Southern California Edison (SCE) Manager of Customer Self Generation Gary Barsley said that at an important recent conference for the solar industry and the utilities interested in it, the number-one topic of conversation was net energy metering (NEM), the incentive some solar advocates call “the civil rights legislation for solar.”

Utility and solar professionals asked, Barsley said, whether there is a valid way to quantify net metering’s costs and benefits and whether they total up to a subsidy for solar system owners or a good thing for all ratepayers. “The general consensus was that there isn’t a clear answer yet,” Barsley said, “but people are really interested in finding out, because solar is going to continue to grow.”

There are 43 states with NEM programs. NEM benefits solar owners by allowing them to roll their meters backward for every kilowatt-hour they send to the grid, up to the point where their bills zero out. The return they get on the electricity they generate is the same retail rate they pay for what they consume.

The conference chatter reflects an industry-wide concern over the future of NEM as the California Public Utilities Commission (CPUC) readies a decision, expected May 24, on the question of how to define the NEM cap. Underlying the legalism involved in the CPUC decision, as Barsley noted, is a debate between solar advocates and SCE, Pacific Gas and Electric (PG&E), and San Diego Gas and Electric (SDG&E), California’s three investor-owned utilities (IOUs).

“There is a belief that the net metering tariff, the way it is applied today, gives an additional benefit or subsidy to solar customers and the price of that subsidy gets passed on to our other non-solar-owning ratepayers,” Barsley said. “As more customers get the net metering tariff, that’s more and more costs that shift to non-solar customers.”

“The utilities haven’t provided any data on the increased costs,” said the CPUC Acting Director of the Division of Ratepayer Advocates (DRA) Joe Como, whose job is to stand up for the ratepayers the utilities are supposed to be protecting. NEM “cuts into their business and they’re not the ones getting the money,” he added. “They’re never upset when they’re receiving the money.”

The CPUC decision will be on a legal question, but sooner or later the value of NEM will also have to be decided.

Utilities are essentially arguing that of the three charges in an electricity bill -- one for power generation, another for transmission system expenses, and a third for distribution system expenses -- solar system owners should only be remunerated for the first and should have to pay for the wires they use when the sun is not shining.

But the difference between the generation cost and the full retail cost of electricity is not necessarily a subsidy if the cost that is shifted to other ratepayers pays for benefits to them as well. Only a cost-benefit analysis would show that.

“Our own rates group is trying do an evaluation,” Barsley said.
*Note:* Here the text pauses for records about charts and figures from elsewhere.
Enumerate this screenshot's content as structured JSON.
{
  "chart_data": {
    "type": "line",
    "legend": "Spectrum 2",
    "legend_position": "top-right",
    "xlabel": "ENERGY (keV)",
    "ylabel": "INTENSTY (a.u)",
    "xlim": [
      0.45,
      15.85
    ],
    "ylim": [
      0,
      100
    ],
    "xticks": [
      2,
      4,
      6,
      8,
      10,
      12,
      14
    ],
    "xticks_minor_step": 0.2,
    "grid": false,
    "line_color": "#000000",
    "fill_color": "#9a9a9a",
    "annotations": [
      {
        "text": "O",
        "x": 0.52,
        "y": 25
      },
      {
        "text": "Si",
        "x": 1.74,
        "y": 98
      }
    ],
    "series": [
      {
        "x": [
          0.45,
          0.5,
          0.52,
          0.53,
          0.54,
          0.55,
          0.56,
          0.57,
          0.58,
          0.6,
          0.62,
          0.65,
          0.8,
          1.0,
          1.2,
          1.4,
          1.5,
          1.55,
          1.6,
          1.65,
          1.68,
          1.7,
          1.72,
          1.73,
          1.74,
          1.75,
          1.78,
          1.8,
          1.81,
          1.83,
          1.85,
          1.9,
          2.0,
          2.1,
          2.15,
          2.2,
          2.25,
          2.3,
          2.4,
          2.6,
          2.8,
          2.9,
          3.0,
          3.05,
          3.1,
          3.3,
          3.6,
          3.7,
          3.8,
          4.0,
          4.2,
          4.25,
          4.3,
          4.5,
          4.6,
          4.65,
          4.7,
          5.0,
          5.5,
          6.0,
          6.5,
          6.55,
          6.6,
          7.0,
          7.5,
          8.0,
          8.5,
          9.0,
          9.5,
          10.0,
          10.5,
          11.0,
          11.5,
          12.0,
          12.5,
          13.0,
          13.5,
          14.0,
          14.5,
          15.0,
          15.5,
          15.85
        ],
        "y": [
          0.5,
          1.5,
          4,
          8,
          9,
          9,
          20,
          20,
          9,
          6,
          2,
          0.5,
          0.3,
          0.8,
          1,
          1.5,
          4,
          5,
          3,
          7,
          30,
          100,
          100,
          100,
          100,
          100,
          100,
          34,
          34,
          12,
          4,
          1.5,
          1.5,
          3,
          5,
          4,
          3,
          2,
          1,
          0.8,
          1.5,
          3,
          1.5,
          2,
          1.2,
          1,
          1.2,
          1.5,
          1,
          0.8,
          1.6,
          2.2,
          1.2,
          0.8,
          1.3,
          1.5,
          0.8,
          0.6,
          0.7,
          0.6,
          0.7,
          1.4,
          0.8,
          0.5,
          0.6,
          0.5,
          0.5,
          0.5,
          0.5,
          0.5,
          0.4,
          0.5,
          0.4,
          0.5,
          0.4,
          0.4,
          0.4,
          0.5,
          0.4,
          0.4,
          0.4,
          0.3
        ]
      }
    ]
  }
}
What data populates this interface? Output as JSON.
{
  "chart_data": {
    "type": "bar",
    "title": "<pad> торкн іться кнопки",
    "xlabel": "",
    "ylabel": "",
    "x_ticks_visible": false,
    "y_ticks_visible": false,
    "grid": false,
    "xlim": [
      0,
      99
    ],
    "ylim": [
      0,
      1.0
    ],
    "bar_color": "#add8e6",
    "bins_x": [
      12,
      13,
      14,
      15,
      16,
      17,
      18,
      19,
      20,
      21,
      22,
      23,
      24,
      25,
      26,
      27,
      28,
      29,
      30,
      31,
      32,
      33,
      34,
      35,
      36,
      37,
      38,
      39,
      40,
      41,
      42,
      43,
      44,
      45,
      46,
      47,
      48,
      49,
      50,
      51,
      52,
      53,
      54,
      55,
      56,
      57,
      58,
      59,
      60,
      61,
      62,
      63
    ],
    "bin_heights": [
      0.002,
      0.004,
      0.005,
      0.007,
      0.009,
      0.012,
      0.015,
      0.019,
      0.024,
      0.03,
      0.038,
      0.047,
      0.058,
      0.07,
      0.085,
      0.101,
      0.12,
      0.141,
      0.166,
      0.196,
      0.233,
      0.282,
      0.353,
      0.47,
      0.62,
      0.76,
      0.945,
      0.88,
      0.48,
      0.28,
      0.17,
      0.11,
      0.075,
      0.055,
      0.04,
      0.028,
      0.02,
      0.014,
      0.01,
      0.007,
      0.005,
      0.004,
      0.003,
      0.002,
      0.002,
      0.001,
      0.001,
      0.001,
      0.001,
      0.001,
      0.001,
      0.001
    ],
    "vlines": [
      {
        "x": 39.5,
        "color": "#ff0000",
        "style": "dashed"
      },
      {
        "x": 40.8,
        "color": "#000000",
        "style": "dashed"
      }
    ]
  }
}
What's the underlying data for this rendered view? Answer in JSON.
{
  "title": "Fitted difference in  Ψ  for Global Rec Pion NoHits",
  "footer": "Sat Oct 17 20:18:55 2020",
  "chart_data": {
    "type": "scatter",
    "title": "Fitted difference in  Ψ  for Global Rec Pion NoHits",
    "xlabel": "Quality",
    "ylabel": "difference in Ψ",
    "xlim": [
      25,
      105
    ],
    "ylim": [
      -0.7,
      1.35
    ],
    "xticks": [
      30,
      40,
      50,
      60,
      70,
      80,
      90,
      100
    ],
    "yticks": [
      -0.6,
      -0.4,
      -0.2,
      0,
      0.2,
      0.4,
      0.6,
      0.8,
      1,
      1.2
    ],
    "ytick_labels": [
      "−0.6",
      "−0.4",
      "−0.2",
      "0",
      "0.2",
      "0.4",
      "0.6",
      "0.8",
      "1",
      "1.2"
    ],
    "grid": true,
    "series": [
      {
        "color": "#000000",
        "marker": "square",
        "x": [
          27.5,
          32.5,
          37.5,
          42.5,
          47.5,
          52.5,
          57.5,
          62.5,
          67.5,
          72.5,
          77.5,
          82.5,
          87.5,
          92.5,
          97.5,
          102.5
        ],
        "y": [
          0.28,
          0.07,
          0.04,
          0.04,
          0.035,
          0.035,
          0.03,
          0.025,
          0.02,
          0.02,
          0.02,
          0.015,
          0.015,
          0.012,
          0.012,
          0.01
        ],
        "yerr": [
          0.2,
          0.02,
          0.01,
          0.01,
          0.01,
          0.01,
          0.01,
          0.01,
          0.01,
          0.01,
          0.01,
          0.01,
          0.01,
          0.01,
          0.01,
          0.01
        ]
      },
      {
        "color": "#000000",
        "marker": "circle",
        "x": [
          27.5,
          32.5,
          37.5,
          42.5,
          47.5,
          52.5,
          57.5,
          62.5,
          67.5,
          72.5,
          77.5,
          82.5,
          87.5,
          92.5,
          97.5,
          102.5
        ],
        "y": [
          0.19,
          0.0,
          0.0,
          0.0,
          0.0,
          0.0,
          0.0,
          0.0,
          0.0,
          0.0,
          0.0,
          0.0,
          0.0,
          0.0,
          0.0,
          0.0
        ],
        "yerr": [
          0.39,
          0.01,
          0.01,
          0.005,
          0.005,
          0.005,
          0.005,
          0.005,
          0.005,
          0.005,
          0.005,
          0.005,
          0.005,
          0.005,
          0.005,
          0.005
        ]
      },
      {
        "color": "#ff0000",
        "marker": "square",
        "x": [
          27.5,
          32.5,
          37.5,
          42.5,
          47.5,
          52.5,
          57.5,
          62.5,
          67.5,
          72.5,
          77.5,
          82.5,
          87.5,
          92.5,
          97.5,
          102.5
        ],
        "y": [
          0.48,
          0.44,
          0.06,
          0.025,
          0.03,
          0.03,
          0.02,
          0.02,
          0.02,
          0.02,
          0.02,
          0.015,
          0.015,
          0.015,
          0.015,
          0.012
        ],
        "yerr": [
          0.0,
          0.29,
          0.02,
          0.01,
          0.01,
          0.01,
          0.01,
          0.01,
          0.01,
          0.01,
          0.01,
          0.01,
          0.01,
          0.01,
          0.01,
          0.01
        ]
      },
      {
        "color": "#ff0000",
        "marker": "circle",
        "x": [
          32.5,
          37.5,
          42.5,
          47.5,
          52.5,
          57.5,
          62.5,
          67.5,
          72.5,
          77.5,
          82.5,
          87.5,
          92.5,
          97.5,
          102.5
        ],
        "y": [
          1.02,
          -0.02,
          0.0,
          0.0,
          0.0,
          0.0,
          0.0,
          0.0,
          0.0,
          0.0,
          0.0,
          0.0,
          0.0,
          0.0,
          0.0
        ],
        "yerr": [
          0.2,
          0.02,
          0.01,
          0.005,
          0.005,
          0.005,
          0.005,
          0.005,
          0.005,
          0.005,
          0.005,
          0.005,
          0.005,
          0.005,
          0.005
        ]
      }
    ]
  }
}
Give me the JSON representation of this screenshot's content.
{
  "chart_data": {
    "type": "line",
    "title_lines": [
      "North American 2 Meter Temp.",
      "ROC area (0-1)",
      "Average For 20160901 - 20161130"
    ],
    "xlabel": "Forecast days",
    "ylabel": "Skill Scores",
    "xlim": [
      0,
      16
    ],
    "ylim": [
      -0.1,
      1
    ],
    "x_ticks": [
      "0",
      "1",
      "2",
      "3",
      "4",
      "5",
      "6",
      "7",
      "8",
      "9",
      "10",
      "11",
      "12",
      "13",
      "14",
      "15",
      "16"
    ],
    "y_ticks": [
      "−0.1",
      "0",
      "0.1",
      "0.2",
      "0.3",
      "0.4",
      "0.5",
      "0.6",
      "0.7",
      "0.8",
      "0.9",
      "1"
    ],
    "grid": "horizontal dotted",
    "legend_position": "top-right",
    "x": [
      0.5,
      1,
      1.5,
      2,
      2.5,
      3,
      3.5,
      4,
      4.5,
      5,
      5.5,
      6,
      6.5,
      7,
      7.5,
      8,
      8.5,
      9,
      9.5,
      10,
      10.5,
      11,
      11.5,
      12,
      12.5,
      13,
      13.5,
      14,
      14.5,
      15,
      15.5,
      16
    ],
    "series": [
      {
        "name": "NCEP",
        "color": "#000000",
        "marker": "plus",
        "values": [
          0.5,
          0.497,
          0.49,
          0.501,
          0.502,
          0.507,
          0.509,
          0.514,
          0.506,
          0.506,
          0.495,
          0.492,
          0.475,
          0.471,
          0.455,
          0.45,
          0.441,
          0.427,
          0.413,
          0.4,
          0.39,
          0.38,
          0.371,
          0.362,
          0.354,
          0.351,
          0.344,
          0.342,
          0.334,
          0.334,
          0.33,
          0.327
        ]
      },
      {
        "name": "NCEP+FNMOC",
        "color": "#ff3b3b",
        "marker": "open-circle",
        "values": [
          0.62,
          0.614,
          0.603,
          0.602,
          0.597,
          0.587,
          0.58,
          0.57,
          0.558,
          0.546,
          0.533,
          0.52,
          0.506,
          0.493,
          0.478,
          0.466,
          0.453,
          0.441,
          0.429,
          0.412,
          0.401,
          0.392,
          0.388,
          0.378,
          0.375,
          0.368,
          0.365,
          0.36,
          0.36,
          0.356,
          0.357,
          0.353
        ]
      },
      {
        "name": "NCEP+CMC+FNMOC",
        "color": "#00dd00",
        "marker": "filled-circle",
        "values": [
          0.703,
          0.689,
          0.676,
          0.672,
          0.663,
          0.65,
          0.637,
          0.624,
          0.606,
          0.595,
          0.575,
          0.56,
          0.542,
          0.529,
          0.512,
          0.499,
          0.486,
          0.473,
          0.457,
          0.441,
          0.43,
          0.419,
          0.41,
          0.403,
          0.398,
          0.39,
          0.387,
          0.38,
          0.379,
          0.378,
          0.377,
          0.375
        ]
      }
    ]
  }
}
Consulting firm Crossborder Energy principal Tom Beach has done one. It included a review of two previous cost-benefit analyses, one by Lawrence Berkeley National Laboratory (LBNL) and one by the E3 consulting firm.

Both the Beach and LBNL studies, based on PG&E data, showed that if the higher value of the power not consumed by NEM customers is considered, the benefits to the utility are greater and the costs to the other ratepayers are offset.

“The biggest component of the benefit is that when someone produces power at their home or business and exports it to the grid,” Beach said, “a power plant somewhere else on the system gets turned down because that power does not have to be produced.” That provides two cost savings, he explained -- the natural gas that doesn’t get burned and, as demand grows, the power plant that doesn’t have to get built.

“The first kind of savings is called energy savings,” Beach said. “The second kind of savings is called capacity savings." Together, he added, “they’re 60 percent to 70 percent of the savings.”

There are transmission and distribution system savings as well, Beach said. “When you run the meter backwards,” he said, “you’re putting power out to the grid that, as a matter of physics, basically supplies your neighbors. It doesn’t go very far.”

That avoids a cost that provides another 10 percent to 20 percent of the benefits from NEM. “The utility does not have to generate power in a remotely located power plant and transmit that electricity over its wires,” Beach said. “A lot of power is lost in the wires and the transformers. It avoids those losses.” And, he added, “in the long run, it will mean we have to build less transmission.”

Beach’s calculations identified a benefit from NEM of two cents per kilowatt-hour for commercial and industrial systems, a cost of two cents per kilowatt-hour for residential systems, and, in sum, no cost extra cost of any significance to ratepayers.

NEM leverages private money for a public benefit, observed Como. “Most of the money being spent is going to be spent by the private sector. That creates jobs, stimulates business, promotes reductions of greenhouse gases, stabilizes energy costs, and diversifies the grid.” And, he added, “you have to be a little more visionary. Energy policy in California mandates that we are going to renewables.”